Combien de personnes dans le monde ont guéri du VIH grâce à ce traitement
Edmonds est l’une des seules cinq personnes au monde à avoir jamais connu une rémission du VIH après avoir reçu une greffe de cellules souches avec cette mutation rare. Ce qui rend son cas encore plus exceptionnel, c’est le fait qu’il soit l’homme le plus âgé de tous les guéris, ainsi que celui qui avait contracté le VIH depuis le plus longtemps. Cependant, ce type de traitement comporte des risques substantiels, ce qui indique que toutes les personnes atteintes du VIH ne peuvent pas y accéder : il est en effet pratiqué uniquement sur des sujets atteints de cancers du sang potentiellement mortels, en présence d’un donneur sain compatible, avec la possibilité de guérir le VIH en même temps.

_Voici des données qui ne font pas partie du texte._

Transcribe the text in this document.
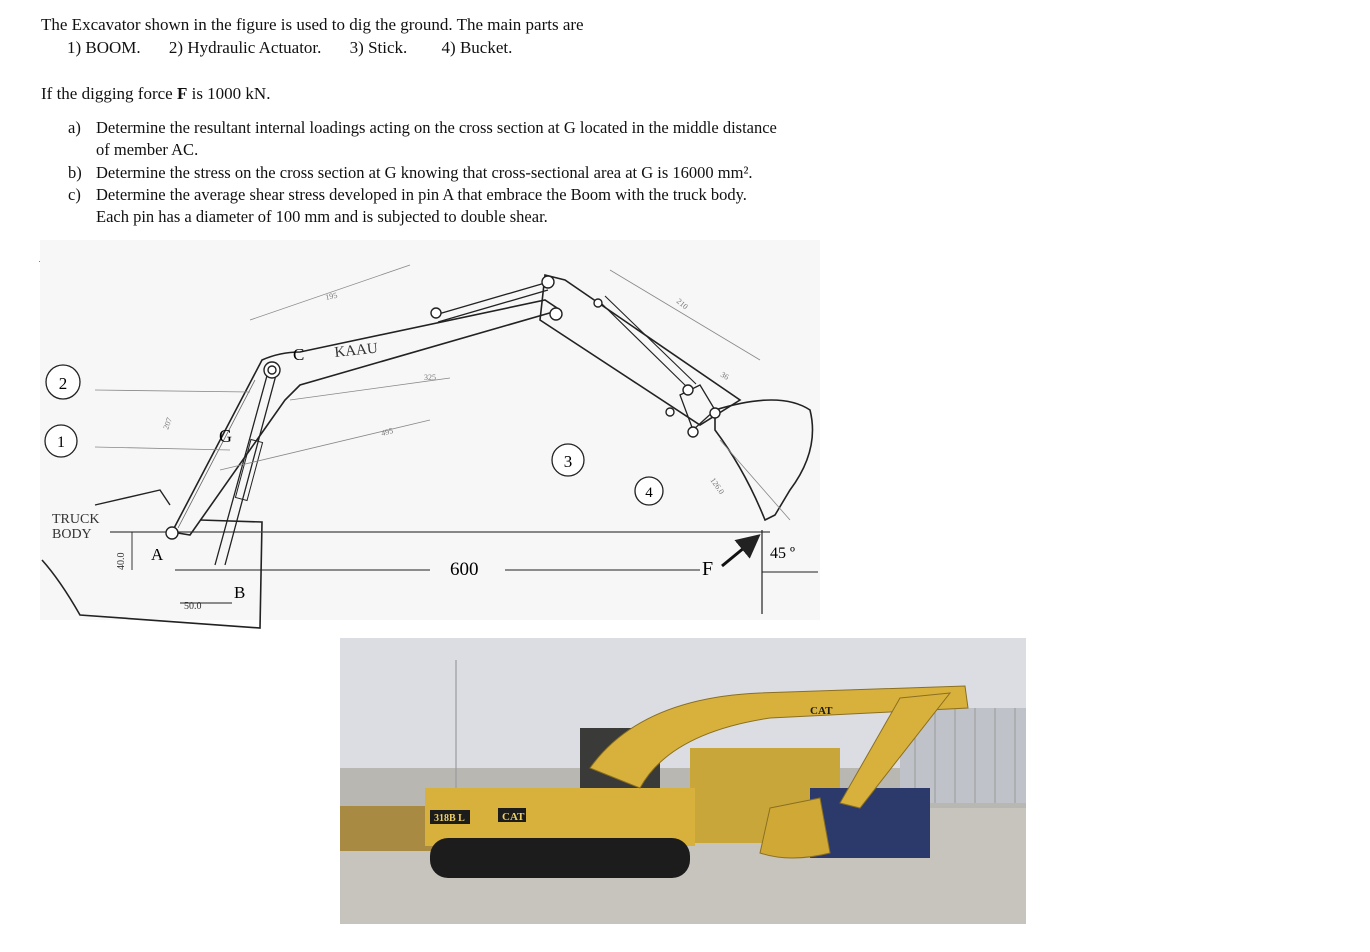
The Excavator shown in the figure is used to dig the ground. The main parts are
1) BOOM. 2) Hydraulic Actuator. 3) Stick. 4) Bucket.
If the digging force F is 1000 kN.
a) Determine the resultant internal loadings acting on the cross section at G located in the middle distance
of member AC.
b) Determine the stress on the cross section at G knowing that cross-sectional area at G is 16000 mm².
c) Determine the average shear stress developed in pin A that embrace the Boom with the truck body.
Each pin has a diameter of 100 mm and is subjected to double shear.
2
1
3
4
A
B
C
G
F
TRUCK
BODY
KAAU
600
50.0
40.0
195
325
495
207
210
126.0
36
45 º
318B L	CAT
CAT
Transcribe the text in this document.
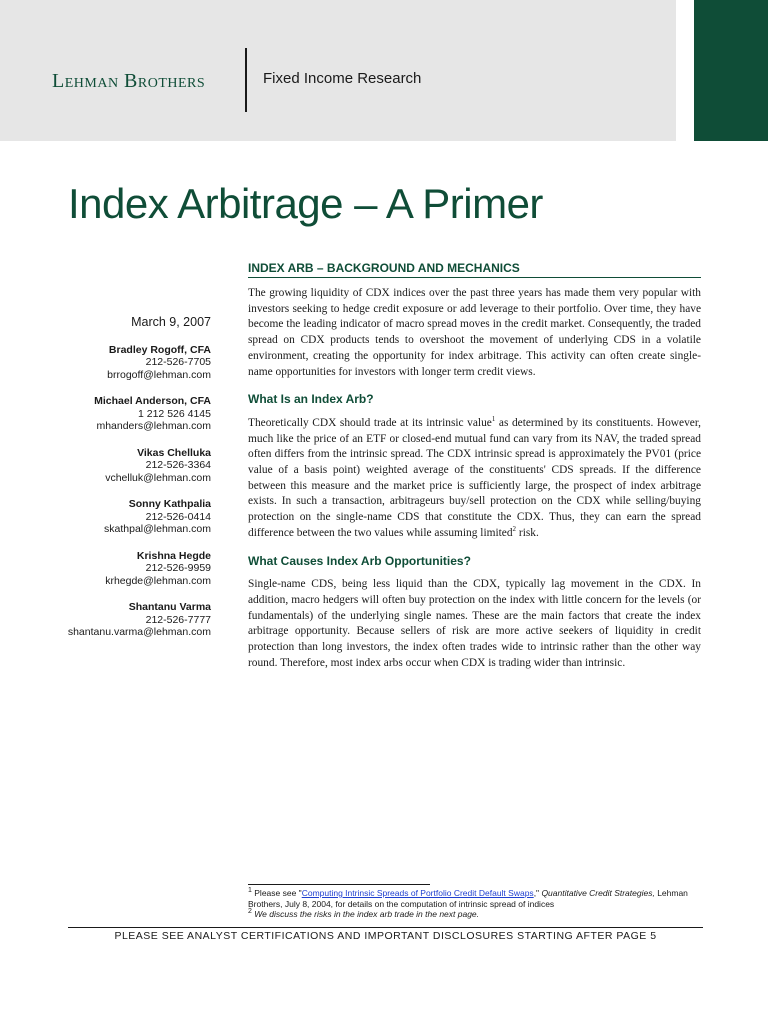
Lehman Brothers	Fixed Income Research
Index Arbitrage – A Primer
INDEX ARB – BACKGROUND AND MECHANICS
March 9, 2007
Bradley Rogoff, CFA
212-526-7705
brrogoff@lehman.com
Michael Anderson, CFA
1 212 526 4145
mhanders@lehman.com
Vikas Chelluka
212-526-3364
vchelluk@lehman.com
Sonny Kathpalia
212-526-0414
skathpal@lehman.com
Krishna Hegde
212-526-9959
krhegde@lehman.com
Shantanu Varma
212-526-7777
shantanu.varma@lehman.com

The growing liquidity of CDX indices over the past three years has made them very popular with investors seeking to hedge credit exposure or add leverage to their portfolio. Over time, they have become the leading indicator of macro spread moves in the credit market. Consequently, the traded spread on CDX products tends to overshoot the movement of underlying CDS in a volatile environment, creating the opportunity for index arbitrage. This activity can often create single-name opportunities for investors with longer term credit views.

What Is an Index Arb?

Theoretically CDX should trade at its intrinsic value$^1$ as determined by its constituents. However, much like the price of an ETF or closed-end mutual fund can vary from its NAV, the traded spread often differs from the intrinsic spread. The CDX intrinsic spread is approximately the PV01 (price value of a basis point) weighted average of the constituents' CDS spreads. If the difference between this measure and the market price is sufficiently large, the prospect of index arbitrage exists. In such a transaction, arbitrageurs buy/sell protection on the CDX while selling/buying protection on the single-name CDS that constitute the CDX. Thus, they can earn the spread difference between the two values while assuming limited$^2$ risk.

What Causes Index Arb Opportunities?

Single-name CDS, being less liquid than the CDX, typically lag movement in the CDX. In addition, macro hedgers will often buy protection on the index with little concern for the levels (or fundamentals) of the underlying single names. These are the main factors that create the index arbitrage opportunity. Because sellers of risk are more active seekers of liquidity in credit protection than long investors, the index often trades wide to intrinsic rather than the other way round. Therefore, most index arbs occur when CDX is trading wider than intrinsic.

$^1$ Please see "Computing Intrinsic Spreads of Portfolio Credit Default Swaps," Quantitative Credit Strategies, Lehman Brothers, July 8, 2004, for details on the computation of intrinsic spread of indices
$^2$ We discuss the risks in the index arb trade in the next page.
PLEASE SEE ANALYST CERTIFICATIONS AND IMPORTANT DISCLOSURES STARTING AFTER PAGE 5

La première personne à guérir du VIH avec ce type de traitement est Timothy Ray Brown, également connu sous le nom de « patient de Berlin », traité par greffe de cellules hématopoïétiques pour une leucémie et déclaré guéri en 2009. Par la suite, en 2019, la guérison d’Adam Castillejo, plus connu sous le nom de « patient de Londres », a été confirmée, ainsi que celle de la « patient de New York » et du « patient de Düsseldorf ».
Dans le cas de Paul Edmonds, qui avait initialement préféré rester anonyme mais qui a ensuite raconté son histoire, la vie est revenue à son point de départ. « Une des principales raisons pour lesquelles j’ai voulu la raconter était d’apporter un peu d’espoir aux personnes atteintes du VIH – avait expliqué Edmonds -. Et ainsi se souvenir de tous ceux que nous avons perdus ».